La rappresentante di Migrants Right Organization ,attiva tanto in questa Ong che nel campo sindacale, ha posto l’accento su una ragione più materiale che allontana gran parte dei cittadini stranieri dalla politica. Ha posto come esempio quello delle donne che, in grande quantità, lavorano nelle case “alla pari” (vitto e alloggio in cambio di lavoro) una condizione di segregazione che difficilmente permette di avvicinarsi ad altre aspirazioni sociali. E sono numerosi i settori di lavoro che di fatto non permettono quella sindacalizzazione necessaria a poter anche uscire da una condizione di emergenza; il ruolo dei sindacati, potrebbe divenire in effetti fondamentale per produrre gli avvicinamenti necessari verso una piena cittadinanza. I bassi salari determinano però una scarsa fiducia nei sindacati. Non ci si iscrive anche perché si hanno pochi soldi e non è sufficiente ribattere che i salari sono bassi perché non si entra nei sindacati. Eppure l’Irlanda ha attratto numerosi immigrati, soprattutto non Ue, che mostrano un elevato livello di istruzione e altamente qualificati. Insomma, grandi aspettative e interessanti prospettive, ma in un contesto quanto mai scivoloso. L’Irlanda di oggi è attraversata, come dicono molti analisti, da una miscela di ottimismo e di ansietà.

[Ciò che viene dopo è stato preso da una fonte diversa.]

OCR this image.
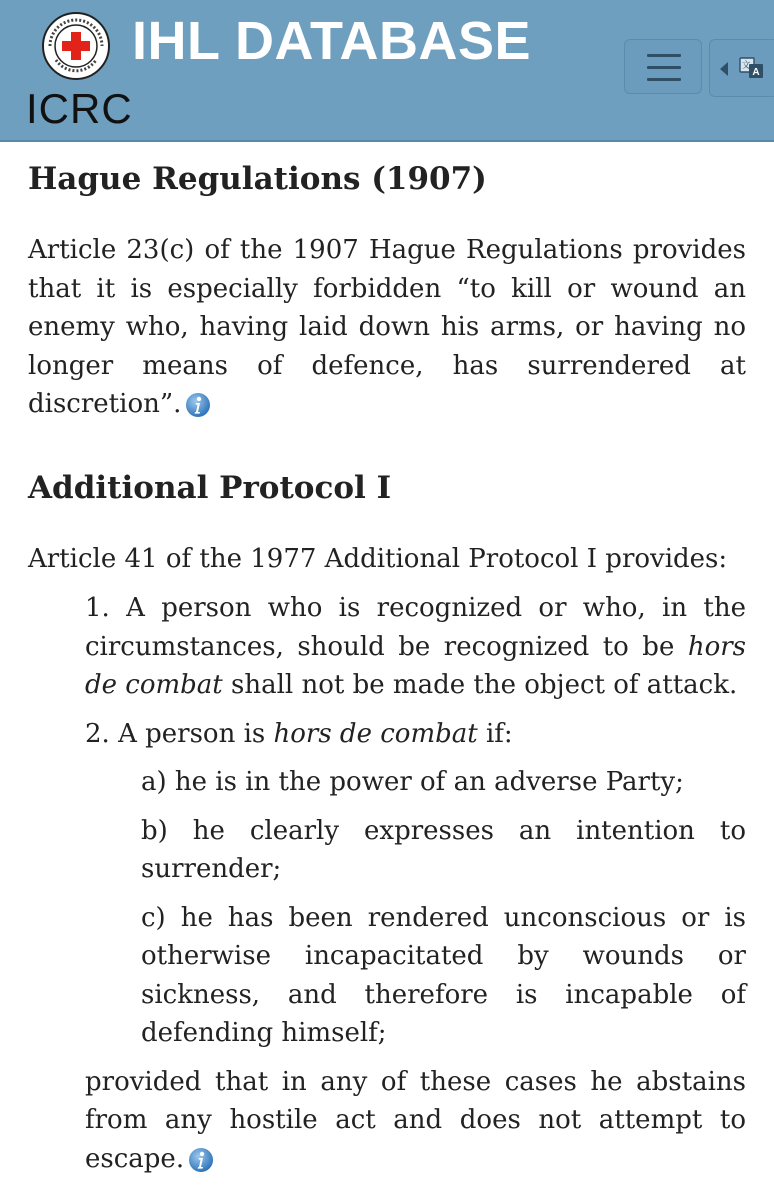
ICRC
IHL DATABASE
A
文
Hague Regulations (1907)

Article 23(c) of the 1907 Hague Regulations provides that it is especially forbidden “to kill or wound an enemy who, having laid down his arms, or having no longer means of defence, has surrendered at discretion”.

Additional Protocol I

Article 41 of the 1977 Additional Protocol I provides:

1. A person who is recognized or who, in the circumstances, should be recognized to be hors de combat shall not be made the object of attack.

2. A person is hors de combat if:

a) he is in the power of an adverse Party;

b) he clearly expresses an intention to surrender;

c) he has been rendered unconscious or is otherwise incapacitated by wounds or sickness, and therefore is incapable of defending himself;

provided that in any of these cases he abstains from any hostile act and does not attempt to escape.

Il livello di crescita che si è avuto, nonostante la crisi, negli anni recenti, potrebbe non durare e un Paese come questo, con una economia piccola e aperta, risulta essere vulnerabile rispetto al contesto internazionale. L’“Isola verde” di fatto non è più isolata da tempo, è inserita a pieno titolo, nel bene e nel male, nel contesto economico europeo, pur non avendo le dimensioni e le condizioni di frontiera continentale che hanno Paesi come l’Italia. Quanto, in conclusione, notava Nona Evghenie, consigliera comunale a Padova: «Delle pratiche positive emerse dall’incontro dovremmo far tesoro, ma non dimenticando che un conto è dover gestire la situazione in Italia e un conto in un Paese dove il numero dei migranti è quanto quello presente nella mia regione».